Título: A China, aliada ou adversária?
Autor:
Fonte: O Estado de São Paulo, 21/04/2006, Notas e Informações, p. A3

A visão politicamente distorcida do governo Lula a respeito da China e de suas práticas comerciais tem resultado em perdas crescentes para a indústria e para a economia brasileiras. Enquanto, no plano diplomático, os representantes brasileiros tratam a China com cuidados que beiram a mesura subserviente, no terreno das práticas comerciais os chineses avançam de maneira implacável sobre os mercados, não hesitando em eliminar a concorrência local mesmo que para isso tenham de recorrer, quando lhes convém, a práticas condenadas pela OMC. O resultado é um comportamento errático do governo brasileiro que ao mesmo tempo aplaude as atitudes de Pequim no comércio externo e se prepara para questioná-las.

A OMC está revendo a política comercial da China.
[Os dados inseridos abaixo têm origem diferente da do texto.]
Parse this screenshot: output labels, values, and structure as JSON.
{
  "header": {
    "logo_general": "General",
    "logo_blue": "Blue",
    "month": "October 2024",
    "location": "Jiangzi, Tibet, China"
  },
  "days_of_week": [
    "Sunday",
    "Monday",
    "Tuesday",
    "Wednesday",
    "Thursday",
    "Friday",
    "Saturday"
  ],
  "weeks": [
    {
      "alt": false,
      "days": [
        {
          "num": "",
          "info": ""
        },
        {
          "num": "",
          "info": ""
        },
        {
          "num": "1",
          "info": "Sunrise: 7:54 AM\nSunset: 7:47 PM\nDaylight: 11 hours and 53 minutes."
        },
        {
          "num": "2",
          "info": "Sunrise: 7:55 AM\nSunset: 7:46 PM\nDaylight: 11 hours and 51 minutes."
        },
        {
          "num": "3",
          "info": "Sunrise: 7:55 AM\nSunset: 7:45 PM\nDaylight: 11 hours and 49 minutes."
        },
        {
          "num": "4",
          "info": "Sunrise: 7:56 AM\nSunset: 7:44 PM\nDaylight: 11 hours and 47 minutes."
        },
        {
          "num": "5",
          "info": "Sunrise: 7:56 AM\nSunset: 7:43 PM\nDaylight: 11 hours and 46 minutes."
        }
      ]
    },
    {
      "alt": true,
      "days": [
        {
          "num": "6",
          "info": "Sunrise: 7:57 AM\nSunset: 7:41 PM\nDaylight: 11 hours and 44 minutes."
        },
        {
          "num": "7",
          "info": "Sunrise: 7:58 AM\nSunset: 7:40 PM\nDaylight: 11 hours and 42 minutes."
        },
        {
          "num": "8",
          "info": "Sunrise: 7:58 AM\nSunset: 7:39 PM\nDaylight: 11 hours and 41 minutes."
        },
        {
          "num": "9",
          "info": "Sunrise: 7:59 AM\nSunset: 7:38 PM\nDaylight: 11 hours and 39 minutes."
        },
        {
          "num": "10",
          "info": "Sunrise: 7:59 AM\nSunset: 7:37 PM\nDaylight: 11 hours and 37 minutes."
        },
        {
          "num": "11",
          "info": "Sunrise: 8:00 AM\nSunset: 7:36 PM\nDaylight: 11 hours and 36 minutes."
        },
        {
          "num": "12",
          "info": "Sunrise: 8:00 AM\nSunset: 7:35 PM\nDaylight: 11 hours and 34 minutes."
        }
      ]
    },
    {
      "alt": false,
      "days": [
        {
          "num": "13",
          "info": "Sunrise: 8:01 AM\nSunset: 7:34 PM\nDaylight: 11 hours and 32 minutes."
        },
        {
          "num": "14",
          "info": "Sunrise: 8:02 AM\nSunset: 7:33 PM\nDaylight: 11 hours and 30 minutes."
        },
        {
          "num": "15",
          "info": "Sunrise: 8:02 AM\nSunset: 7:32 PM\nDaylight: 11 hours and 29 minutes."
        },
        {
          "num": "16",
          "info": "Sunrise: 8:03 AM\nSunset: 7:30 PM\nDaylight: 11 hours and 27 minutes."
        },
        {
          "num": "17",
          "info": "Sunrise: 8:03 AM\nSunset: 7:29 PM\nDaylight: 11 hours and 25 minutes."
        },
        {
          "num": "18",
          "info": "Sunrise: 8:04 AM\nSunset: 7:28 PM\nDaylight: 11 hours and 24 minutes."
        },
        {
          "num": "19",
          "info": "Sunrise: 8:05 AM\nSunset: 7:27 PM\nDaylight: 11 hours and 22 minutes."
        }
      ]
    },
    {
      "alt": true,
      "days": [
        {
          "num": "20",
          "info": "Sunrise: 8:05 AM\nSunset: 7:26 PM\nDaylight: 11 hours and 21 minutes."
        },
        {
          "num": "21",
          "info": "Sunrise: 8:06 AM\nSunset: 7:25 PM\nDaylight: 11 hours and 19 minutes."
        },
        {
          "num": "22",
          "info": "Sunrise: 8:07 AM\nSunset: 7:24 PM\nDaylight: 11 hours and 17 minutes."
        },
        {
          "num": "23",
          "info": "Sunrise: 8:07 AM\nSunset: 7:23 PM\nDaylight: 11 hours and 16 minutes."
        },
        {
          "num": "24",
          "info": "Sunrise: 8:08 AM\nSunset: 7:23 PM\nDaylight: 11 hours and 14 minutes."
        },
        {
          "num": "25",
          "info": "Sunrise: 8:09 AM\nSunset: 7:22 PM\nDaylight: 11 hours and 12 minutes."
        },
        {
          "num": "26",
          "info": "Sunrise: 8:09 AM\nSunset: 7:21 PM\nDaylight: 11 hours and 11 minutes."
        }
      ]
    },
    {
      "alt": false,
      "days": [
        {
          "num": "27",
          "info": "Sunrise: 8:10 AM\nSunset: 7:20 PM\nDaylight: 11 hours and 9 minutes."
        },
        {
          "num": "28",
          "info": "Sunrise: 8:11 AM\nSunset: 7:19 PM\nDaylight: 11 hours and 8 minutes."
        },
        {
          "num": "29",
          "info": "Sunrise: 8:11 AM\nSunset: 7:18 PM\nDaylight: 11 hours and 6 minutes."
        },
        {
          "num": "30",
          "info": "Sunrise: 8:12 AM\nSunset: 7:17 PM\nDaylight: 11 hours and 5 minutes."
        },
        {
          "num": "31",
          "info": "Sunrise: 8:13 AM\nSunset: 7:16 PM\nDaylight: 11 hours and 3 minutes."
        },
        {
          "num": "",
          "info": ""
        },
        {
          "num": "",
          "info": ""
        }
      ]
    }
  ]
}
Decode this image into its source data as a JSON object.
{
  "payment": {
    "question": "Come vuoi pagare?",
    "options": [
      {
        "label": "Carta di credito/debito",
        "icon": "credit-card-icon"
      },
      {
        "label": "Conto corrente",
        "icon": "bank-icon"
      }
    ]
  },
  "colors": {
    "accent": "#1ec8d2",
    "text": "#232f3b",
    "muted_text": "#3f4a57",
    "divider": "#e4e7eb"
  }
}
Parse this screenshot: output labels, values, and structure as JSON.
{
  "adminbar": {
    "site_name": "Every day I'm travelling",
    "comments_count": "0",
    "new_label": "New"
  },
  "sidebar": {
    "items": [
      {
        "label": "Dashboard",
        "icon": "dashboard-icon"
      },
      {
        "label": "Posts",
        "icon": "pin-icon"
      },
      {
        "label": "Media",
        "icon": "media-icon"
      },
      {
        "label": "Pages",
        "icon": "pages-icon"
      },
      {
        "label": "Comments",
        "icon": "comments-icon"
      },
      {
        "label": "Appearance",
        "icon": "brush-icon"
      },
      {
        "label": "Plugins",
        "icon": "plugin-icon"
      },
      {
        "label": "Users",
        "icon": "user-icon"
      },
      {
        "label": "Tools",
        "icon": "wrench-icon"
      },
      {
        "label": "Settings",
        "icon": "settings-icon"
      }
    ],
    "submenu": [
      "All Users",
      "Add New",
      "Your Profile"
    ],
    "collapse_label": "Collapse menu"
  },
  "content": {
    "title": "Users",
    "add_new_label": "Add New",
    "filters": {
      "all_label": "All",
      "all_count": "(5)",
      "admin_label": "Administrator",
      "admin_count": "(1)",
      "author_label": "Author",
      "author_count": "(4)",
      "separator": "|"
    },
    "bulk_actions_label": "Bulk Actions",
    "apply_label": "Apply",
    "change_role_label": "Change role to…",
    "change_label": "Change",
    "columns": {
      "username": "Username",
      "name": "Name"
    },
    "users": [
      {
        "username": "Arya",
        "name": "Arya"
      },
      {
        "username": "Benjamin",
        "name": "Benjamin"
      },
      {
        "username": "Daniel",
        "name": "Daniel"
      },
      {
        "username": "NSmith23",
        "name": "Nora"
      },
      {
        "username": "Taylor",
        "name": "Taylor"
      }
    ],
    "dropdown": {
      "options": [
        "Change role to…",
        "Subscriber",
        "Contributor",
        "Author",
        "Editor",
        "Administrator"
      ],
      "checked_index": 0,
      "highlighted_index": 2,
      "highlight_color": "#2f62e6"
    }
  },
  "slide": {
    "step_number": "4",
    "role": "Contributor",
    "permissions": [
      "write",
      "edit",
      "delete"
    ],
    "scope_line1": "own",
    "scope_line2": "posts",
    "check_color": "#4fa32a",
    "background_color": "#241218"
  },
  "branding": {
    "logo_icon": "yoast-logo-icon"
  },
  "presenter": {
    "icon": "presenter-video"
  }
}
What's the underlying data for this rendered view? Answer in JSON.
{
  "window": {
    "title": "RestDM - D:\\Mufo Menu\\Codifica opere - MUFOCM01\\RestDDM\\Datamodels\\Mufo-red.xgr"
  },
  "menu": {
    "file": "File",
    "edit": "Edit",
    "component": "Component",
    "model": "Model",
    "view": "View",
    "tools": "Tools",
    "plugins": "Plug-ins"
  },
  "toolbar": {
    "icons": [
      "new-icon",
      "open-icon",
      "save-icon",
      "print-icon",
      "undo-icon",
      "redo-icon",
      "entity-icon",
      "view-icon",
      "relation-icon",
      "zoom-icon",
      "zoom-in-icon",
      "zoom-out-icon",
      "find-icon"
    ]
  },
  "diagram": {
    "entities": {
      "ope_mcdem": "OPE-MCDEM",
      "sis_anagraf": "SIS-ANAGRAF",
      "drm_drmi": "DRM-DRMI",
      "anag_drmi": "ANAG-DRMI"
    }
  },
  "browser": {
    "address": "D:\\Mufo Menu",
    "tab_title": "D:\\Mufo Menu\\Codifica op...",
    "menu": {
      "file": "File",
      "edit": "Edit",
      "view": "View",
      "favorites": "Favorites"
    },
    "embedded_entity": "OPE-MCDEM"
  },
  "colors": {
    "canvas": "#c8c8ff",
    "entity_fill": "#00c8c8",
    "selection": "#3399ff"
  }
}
Trata-se de procedimento ao qual os países industrializados se submetem a cada dois anos e os demais membros da OMC, a cada quatro anos. Os representantes dos EUA e da União Européia, cujos mercados estão sendo invadidos por produtos chineses, mas cujas exportações para a China enfrentam barreiras, decidiram criticar a falta de transparência das práticas comerciais de seu parceiro, que incluem dumping - em casos como produtos têxteis e calçados - e pirataria.

Mas, mesmo com a economia brasileira sofrendo as conseqüências dessas práticas, o Brasil não apóia as críticas americanas e européias. Em nome de uma parceria estratégica que Pequim ignora, a diplomacia brasileira já fez muitas concessões à China, sem que o Brasil recebesse nada em troca. No plano político, o governo Lula reconheceu que a China é uma economia de mercado, o que facilita sua admissão como membro pleno da OMC, razão pela qual poucos países fizeram tal reconhecimento. O objetivo é ganhar um parceiro nas disputas que o Brasil trava contra os países industrializados a respeito da abertura de mercados para produtos agrícolas.

Acontece que a China não está preocupada em abrir disputas comerciais; o que ela quer é conquistar mercados. E é isso que vem fazendo com grande competência, não apenas nos países ricos. Seu avanço sobre o mercado brasileiro tem sido muito rápido e agora as exportações chinesas para o Brasil não se limitam a matérias-primas e insumos. Nos três primeiros meses deste ano, as importações de bens de consumo da China cresceram 30% em relação a igual período de 2005, enquanto as de matérias-primas e insumos aumentaram 14%.

No caso do ferro elétrico de passar e das chapas pré-sensibilizadas de alumínio utilizadas no processo de impressão pelo sistema off-set, fabricantes brasileiros solicitaram no ano passado a abertura de processo de investigação de prática de dumping, isto é, venda por preço inferior ao de custo ou àquele praticado no país de origem. As investigações começaram.

Nos dois casos, serão comparados os preços pelos quais esses produtos chegam ao mercado brasileiro com os praticados não na China, mas na Tailândia, para o caso do ferro elétrico, e nos EUA, para as chapas de impressão.

A explicação para a escolha desses mercados, e não o chinês, é que a China não pratica a economia de mercado e, por isso, ali os preços são distorcidos. É uma prova de como foi precipitada, e equivocada, a decisão política do governo Lula de reconhecer, em documento oficial, a China como economia de mercado.

Dados sobre a participação dos produtos chineses no mercado brasileiro, fornecidos pelos fabricantes locais, não deixam dúvida quanto à necessidade de investigação. O ferro de passar roupa chinês detinha 2% do mercado brasileiro entre setembro de 2000 e agosto de 2001; entre setembro de 2004 e agosto de 2005, sua fatia já estava em 31,7%. Segundo apontam as empresas brasileiras, o produto chinês chega ao mercado brasileiro ao preço de US$ 2,75, enquanto na Tailândia seu preço é de US$ 8,13.

As questões comerciais devem ser tratadas com objetividade e realismo, tendo em vista exclusivamente os interesses comerciais do País, e não a partir de ambições políticas ilusórias que são puros devaneios ideológicos.